GET /v1/contexts/:id/tail
Retrieve messages with tail-based pagination (newest to oldest). Designed for backward iteration from recent messages, ideal for infinite scroll, mobile apps, and future tiered storage.
Query parameters:
limit(integer, default: 100): maximum messages to returnoffset(integer, default: 0): number of messages to skip from tail (0 = most recent)
# Get last 50 messages
GET /v1/contexts/demo/tail?limit=50
# Get next page (messages 51-100 from tail)
GET /v1/contexts/demo/tail?offset=50&limit=50
# Get third page (messages 101-150 from tail)
GET /v1/contexts/demo/tail?offset=100&limit=50
Response:
{
"messages": [
{
"seq": 951,
"role": "user",
"parts": [{ "type": "text", "text": "…" }],
"token_count": 42,
"metadata": {},
"inserted_at": "2025-01-24T12:00:00Z"
},
{
"seq": 952,
"role": "assistant",
"parts": [{ "type": "text", "text": "…" }],
"token_count": 128,
"metadata": {},
"inserted_at": "2025-01-24T12:00:15Z"
}
]
}
Messages are returned in chronological order (oldest to newest in the result). An empty array indicates you've reached the beginning of history.
Pagination pattern:
let offset = 0;
const limit = 100;
while (true) {
const { messages } = await fetch(
`/v1/contexts/${id}/tail?offset=${offset}&limit=${limit}`
).then(r => r.json());
if (messages.length === 0) break; // Reached beginning
displayMessages(messages);
offset += messages.length;
}
LLM context
GET /v1/contexts/:id/context
Returns the current LLM context (the input slice you send to your model).
Query parameters:
budget_tokens(optional): temporarily override the configured input token budget.if_version(optional): fail with409if the snapshot changed since the supplied version.
{
"version": 84,
"messages": [...],
"used_tokens": 702134,
"needs_compaction": true,
"segments": [
{ "type": "summary", "from_seq": 1, "to_seq": 340 },
{ "type": "live", "from_seq": 341, "to_seq": 384 }
]
}
Compaction
POST /v1/contexts/:id/compact
Rewrite the LLM context snapshot in full. The raw message log remains untouched for replay/audit. This is an all-or-nothing replacement of the current LLM context snapshot.
{
"replacement": [
{
"role": "system",
"parts": [
{ "type": "text", "text": "One-paragraph summary of prior context…" }
]
},
{ "role": "user", "parts": [{ "type": "text", "text": "The most recent question." }] }
],
"if_version": 83
}
{ "version": 84 }
Partial ranges are not supported. To preserve a tail, include those messages in replacement.
Context metadata
PATCH /v1/contexts/:id/metadata
Upsert custom metadata associated with the context.
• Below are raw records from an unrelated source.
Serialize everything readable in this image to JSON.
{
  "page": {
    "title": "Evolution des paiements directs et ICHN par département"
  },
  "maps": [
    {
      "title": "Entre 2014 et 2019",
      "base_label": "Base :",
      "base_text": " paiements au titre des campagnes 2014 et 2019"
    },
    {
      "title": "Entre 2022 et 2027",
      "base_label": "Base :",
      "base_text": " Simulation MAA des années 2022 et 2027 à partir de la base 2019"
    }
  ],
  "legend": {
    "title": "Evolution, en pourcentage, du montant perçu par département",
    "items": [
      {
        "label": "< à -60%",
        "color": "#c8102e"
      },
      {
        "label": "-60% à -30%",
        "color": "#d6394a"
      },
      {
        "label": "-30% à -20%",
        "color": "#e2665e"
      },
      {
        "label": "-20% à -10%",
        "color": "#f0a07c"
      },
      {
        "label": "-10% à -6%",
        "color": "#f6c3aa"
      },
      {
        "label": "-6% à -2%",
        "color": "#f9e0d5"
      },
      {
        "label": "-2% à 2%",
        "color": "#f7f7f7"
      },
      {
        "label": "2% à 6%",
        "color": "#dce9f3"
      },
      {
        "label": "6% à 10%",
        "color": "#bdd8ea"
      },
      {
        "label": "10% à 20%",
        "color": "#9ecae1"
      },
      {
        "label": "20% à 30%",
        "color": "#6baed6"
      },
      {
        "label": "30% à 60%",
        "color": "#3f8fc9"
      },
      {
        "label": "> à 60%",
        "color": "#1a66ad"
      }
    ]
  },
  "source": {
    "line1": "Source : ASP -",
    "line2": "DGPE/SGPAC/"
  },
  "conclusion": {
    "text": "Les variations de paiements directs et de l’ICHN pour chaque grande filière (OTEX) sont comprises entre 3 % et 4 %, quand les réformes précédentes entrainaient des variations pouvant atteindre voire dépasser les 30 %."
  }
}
Metadata is stored alongside the snapshot and returned by GET /v1/contexts/:id.
{ "metadata": { "customer": "acme-corp", "priority": "gold" } }
Health endpoints
GET /health/live- returns{"status":"ok"}when the node is accepting traffic.GET /health/ready- returns{"status":"ok"}when the node has joined the cluster and can serve requests.
Error codes
| Status | Meaning | Notes |
|---|---|---|
400 | Invalid payload | Schema or validation failure |
401 | Unauthorized | Missing/invalid API key (when enabled) |
404 | Not found | Context does not exist |
409 | Conflict | Version guard failed (if_version mismatch) or context tombstoned |
429 | Rate limited | Per-node rate limiting (configurable) |
500 | Internal error | Unexpected server failure |
503 | Unavailable | No Raft quorum available (retry with backoff) |
Errors follow a consistent shape:
{
"error": "conflict",
"message": "Context version changed (expected 83, found 84)"
}
Handling version conflicts (409)
When if_version is supplied, the server checks the current context version before appending. A 409 Conflict response indicates the version has changed since your last read.
Retry pattern for network failures:
- Read current context version (from
GET /contexts/:idor append response) - Append with
if_versionmatching the current version - On timeout or 5xx errors, retry the same request (version unchanged)
- On
409 Conflict, read the context again to get the updated version, then retry with the new version
This provides optimistic concurrency control without requiring per-message idempotency keys.